Les faits utiles tiennent à une production segmentée au sein d’un même groupe, au transfert de volumes, à une relation commerciale intragroupe et à la perte d’un client majeur sur un segment spécifique. La procédure a opposé, en première instance, la salariée au sein employeur et à une société du même périmètre, avec un jugement favorable à la thèse du co-emploi et à la critique du licenciement. Saisie par les sociétés, la Cour d’appel infirme sur le co-emploi, mais dit le licenciement économique sans cause réelle et sérieuse, accordant une indemnité encadrée par le barème légal et rejetant la demande de préavis.

La question de droit portait d’abord sur les conditions du co-emploi en présence d’une coordination de groupe et d’interventions croisées en matière industrielle, commerciale et sociale. Elle portait ensuite sur la détermination du secteur d’activité pertinent et la preuve d’une réorganisation nécessaire à la sauvegarde de la compétitivité, ou de difficultés économiques, au sens de l’article L. 1233-3 du code du travail. La Cour retient qu’aucune immixtion permanente n’a conduit à une perte totale d’autonomie de la société employeur, puis juge le motif économique non caractérisé faute d’éléments probants sur la compétitivité dans le périmètre retenu.

I. Le sens de la décision

A. Les conditions strictes du co-emploi rappelées et appliquées

La Cour rappelle la définition prétorienne du co-emploi en dehors de tout lien de subordination direct avec la société sœur. Elle cite que « Hors l’existence d’un tel lien de subordination, une société ne peut être qualifiée de co-employeur […] que s’il existe […] une immixtion permanente […] conduisant à la perte totale d’autonomie d’action de cette dernière. » La solution s’inscrit dans la ligne classique, distinguant nécessaire coordination et emprise anormale.

L’analyse factuelle est serrée et individualisée. Les éléments invoqués, relatifs à des cartes de visite, à des mails de plan de charge, à des audits sécurité, et à des arbitrages industriels, traduisent une coopération opérationnelle, mais non une substitution aux pouvoirs essentiels de l’employeur. La Cour constate que « les éléments versés ne révélant pas une immixtion permanente excédant une nécessaire collaboration dans un but de coordination et de rationalisation économique ». L’exercice effectif des prérogatives hiérarchiques par l’encadrement du site, les conventions de services internes au groupe et l’absence de confusion de direction sont décisifs.
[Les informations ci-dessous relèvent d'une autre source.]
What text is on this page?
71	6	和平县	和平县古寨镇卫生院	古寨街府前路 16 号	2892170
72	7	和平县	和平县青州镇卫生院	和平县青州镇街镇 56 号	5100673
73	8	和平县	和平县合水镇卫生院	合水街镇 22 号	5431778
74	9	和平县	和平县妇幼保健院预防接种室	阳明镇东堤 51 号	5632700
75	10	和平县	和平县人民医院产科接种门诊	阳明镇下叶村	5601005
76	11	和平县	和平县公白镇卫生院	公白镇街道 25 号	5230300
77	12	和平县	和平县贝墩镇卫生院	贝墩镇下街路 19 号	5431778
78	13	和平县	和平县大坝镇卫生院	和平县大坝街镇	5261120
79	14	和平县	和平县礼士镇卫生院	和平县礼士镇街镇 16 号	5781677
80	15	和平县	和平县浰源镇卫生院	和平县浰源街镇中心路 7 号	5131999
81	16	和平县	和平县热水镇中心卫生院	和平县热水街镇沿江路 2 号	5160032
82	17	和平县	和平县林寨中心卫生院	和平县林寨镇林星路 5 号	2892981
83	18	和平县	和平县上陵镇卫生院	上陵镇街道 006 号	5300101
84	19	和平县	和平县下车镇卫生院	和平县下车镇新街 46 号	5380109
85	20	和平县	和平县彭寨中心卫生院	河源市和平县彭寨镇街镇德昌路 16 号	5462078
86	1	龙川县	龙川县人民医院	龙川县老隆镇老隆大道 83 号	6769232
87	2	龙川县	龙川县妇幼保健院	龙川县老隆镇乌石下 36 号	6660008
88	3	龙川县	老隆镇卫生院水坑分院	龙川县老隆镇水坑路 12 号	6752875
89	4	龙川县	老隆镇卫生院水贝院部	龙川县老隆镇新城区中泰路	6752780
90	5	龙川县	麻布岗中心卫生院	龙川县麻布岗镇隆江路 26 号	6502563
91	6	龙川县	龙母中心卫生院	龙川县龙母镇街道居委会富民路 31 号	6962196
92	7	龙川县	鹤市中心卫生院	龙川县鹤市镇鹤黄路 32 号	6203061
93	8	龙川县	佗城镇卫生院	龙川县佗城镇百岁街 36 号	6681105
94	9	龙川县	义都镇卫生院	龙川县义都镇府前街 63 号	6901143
B. Le périmètre économique pertinent et l’insuffisance de la preuve de compétitivité

La Cour détermine d’abord le périmètre de référence au niveau national. Elle retient un secteur indifférencié « boulangerie-viennoiserie-pâtisserie-traiteur », compte tenu de l’organisation du groupe, de la commercialisation mutualisée et de la marginalité des segments périphériques. Elle relève que « la spécialisation d’une entreprise dans le groupe ne suffit donc pas à exclure son rattachement à un secteur d’activité plus étendu ». La production de disques de pizzas, bien que significative pour l’entité, ne structure pas le secteur à l’échelle du groupe.

Sur le fond, la Cour exige des éléments fiables et circonstanciés établissant soit des difficultés économiques, soit « une réorganisation de l’entreprise nécessaire à la sauvegarde de sa compétitivité ». Elle énonce que « ces constats, en eux-mêmes, ne permettent pas de caractériser une baisse de compétitivité significative » dans le périmètre retenu. L’érosion alléguée de parts de marché est jugée trop ponctuelle ou non corroborée après 2017, alors que le chiffre d’affaires demeure en progression, ce qui prive la justification économique de la robustesse requise.

II. Valeur et portée de la solution

A. Une conception exigeante et orthodoxe du co-emploi

La solution s’inscrit dans une ligne jurisprudentielle constante, soucieuse de protéger la frontière sociétale entre coordination de groupe et confusion de structures. L’extraction, par faisceau d’indices, d’outils de pilotage communs n’emporte pas, à elle seule, co-emploi. La Cour insiste sur la « perte totale d’autonomie d’action » et sur l’« immixtion permanente » comme critères cumulatifs, d’interprétation stricte. Cette exigence renforce la sécurité juridique des organisations matricielles, tout en prévenant une dilution des responsabilités sociales.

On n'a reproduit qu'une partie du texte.